The retained placenta is a significant cause of maternal mortality and morbidity throughout the developing world. It complicates 2% of all deliveries and has a case mortality rate of nearly 10% in rural areas.
Ultrasound studies have provided fresh insights into the mechanism of the third stage of labour and the aetiology of the retained placenta. Following delivery of the baby, the retro-placental myometrium is initially relaxed. It is only when it contracts that the placenta shears away from the placental bed and is detached. This leads to its spontaneous expulsion. Retained placenta occurs when the retro-placental myometrium fails to contract. There is evidence that this may also occur during labour leading to dysfunctional labour. It is likely that this is caused by the persistence of one of the placental inhibitory factors that are normally reduced prior to the onset of labour, possibly progesterone or nitric oxide.

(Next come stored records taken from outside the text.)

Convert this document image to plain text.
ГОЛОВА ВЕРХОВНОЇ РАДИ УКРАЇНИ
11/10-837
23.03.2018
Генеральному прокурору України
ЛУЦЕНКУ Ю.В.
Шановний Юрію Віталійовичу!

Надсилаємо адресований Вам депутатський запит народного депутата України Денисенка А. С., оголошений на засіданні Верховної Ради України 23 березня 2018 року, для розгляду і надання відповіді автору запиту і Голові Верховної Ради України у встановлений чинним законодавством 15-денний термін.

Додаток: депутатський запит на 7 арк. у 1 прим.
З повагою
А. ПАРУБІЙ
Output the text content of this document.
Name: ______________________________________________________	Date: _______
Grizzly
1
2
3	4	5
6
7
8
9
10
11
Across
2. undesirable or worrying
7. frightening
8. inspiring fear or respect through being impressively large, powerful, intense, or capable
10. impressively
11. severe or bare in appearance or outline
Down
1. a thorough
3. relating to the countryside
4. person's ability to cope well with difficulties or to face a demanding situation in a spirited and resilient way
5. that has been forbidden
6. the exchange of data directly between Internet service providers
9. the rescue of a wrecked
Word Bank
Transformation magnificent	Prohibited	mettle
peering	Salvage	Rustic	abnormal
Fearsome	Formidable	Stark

Presently, the only effective treatment is manual removal of placenta (MROP) under anaesthetic. This needs to be carried out within a few hours of delivery to avoid haemorrhage. For women in rural Africa, facilities for MROP are scarce, leading to high mortality rates. Injection of oxytocin into the umbilical vein has been suggested as an alternative. This method relies on the injected oxytocin passing through the placenta to contract the retro-placental myometrium and cause its detachment. Despite several placebo controlled trials of this technique, no firm conclusion have been reached regarding its efficacy. This may be due to inadequate delivery of the oxytocin to the placenta. Further trials are in progress to assess the optimal dose of oxytocin as well as the efficacy of a new technique designed to improve delivery of the oxytocin to the placental bed.